Беляш вновь пододвинулся ближе и довольно заурчал.

— Ты не волк, ты поросёнок, всё понимаешь, а отвечать не хочешь… да шучу, шучу, — смех сорвался с губ, и я попытался удержать голову оскорблённого зверя — какое там… Итог нашей скоротечной возни: я валяюсь в сугробе, а вмиг подобревший Беляш, лижет мне щёки.

Тут подоспел Серафим:

— Проснулся, играетесь, ну и славненько, друзья ещё спят? — я кивнул, — Пусть спят, пару дней у нас ещё есть. Если Таймас к послезавтра не оклемается, придётся тащить его в поселение Перми — просить местных чтоб приютили болящего.

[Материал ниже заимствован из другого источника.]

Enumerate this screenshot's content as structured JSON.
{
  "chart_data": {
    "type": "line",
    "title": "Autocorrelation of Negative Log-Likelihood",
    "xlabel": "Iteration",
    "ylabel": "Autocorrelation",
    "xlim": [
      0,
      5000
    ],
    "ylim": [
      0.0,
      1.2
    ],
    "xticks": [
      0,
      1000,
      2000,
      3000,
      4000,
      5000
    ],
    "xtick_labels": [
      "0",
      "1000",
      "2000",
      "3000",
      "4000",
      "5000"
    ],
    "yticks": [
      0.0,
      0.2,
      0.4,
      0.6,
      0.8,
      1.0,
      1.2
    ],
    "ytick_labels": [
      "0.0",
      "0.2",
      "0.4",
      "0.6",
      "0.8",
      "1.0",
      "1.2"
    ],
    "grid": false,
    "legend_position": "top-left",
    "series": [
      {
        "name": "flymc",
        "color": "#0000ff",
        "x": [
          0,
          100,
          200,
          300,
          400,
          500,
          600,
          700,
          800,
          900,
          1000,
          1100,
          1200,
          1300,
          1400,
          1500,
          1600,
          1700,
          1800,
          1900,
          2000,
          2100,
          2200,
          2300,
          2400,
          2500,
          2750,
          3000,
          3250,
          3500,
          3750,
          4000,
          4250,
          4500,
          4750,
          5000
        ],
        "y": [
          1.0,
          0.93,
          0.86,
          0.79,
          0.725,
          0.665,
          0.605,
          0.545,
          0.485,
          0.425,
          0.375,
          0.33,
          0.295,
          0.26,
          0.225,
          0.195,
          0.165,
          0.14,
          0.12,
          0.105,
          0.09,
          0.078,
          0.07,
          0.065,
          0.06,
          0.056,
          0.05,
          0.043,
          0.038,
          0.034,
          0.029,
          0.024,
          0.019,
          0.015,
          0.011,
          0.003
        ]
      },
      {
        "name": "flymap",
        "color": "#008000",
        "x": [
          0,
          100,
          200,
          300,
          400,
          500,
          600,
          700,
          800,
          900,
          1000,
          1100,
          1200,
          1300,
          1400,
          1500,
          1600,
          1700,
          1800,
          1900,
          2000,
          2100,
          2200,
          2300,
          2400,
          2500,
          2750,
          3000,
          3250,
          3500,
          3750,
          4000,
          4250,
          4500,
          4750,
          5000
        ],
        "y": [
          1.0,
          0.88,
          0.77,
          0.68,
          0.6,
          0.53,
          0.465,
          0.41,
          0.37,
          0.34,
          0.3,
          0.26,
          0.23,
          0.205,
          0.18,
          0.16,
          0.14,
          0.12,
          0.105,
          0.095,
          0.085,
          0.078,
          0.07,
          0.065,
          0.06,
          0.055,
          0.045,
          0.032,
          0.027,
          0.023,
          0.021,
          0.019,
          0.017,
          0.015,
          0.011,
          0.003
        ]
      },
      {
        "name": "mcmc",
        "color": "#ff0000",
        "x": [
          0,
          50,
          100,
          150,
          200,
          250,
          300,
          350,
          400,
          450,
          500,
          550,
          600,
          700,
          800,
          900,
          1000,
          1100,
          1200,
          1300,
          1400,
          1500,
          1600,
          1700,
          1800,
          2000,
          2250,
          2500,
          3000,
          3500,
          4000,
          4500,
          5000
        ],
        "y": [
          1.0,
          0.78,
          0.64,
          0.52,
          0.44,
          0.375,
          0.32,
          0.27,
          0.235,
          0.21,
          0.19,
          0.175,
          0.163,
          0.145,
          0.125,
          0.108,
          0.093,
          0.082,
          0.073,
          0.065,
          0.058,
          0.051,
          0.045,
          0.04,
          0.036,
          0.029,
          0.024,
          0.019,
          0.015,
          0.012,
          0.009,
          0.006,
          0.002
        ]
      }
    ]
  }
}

— Он также как я… тогда… где то по лабиринту бегает?

— Не знаю, может и на сковородке греется, это смотря, какие у него представления об аде.

— То есть всё произошедшее со мной в сером лабиринте к реальности отношения не имеет, просто сон, иллюзия…

— Отнюдь, мысль материальна, но аксиома сия становится очевидной лишь после смерти.

— Хрен с ним… — прекращая начавшийся мыслительный процесс, тряхнул головой, — Давай, лучше поговорим о насущном…

— И?.. — вопросительно подняв брови, старик пристально посмотрел мне в глаза.

— Вот… — ничего не поясняя, я достал из наплечных ножен оба скрамасакса и передал их ему.

— Хек… — крякнул Серафим, впрочем, удивления на его лице не наблюдалось. Повертев ножи в руках, он отдал их обратно и правую, в которой держал поглотителя душ, брезгливо отёр о подрясник.

Ах да, забыл сказать — аура Грома, была сильно похожа, на голубое свечение катаны.

Вспомнив о мече, я вновь перешёл на мистическо-философскую тему, хоть мгновением раньше, и отгонял её. Чуть посопротивлявшись сам себе и, не удержавшись под мощной атакой любопытной хрюшки, я задал вопрос:

— Ты видел, что проделала катана, в самом конце отчитки?

— Нет, однако, почувствовал…

— Ну и как это понять?

Старик развёл руками, и мне пришлось описывать виденные мной искры, исходящие от клинка в момент соприкосновения его с тёмной энергией. В ответ он непонимающе пожал плечами.

"Где-то я уже это видел?.. А… точно!.." — Данная ужимка сильно напомнила недоуменно-растерянные жесты Прохора Алексеевича, при всём несоответствии в комплекциях и внешности, оба старика при внимательном рассмотрении оказались весьма схожи, словно не наречённые, а кровные братья.

— Не знаю, что ты так уставился?.. То, что проделал меч, должно было сделать слово, ты просто его опередил.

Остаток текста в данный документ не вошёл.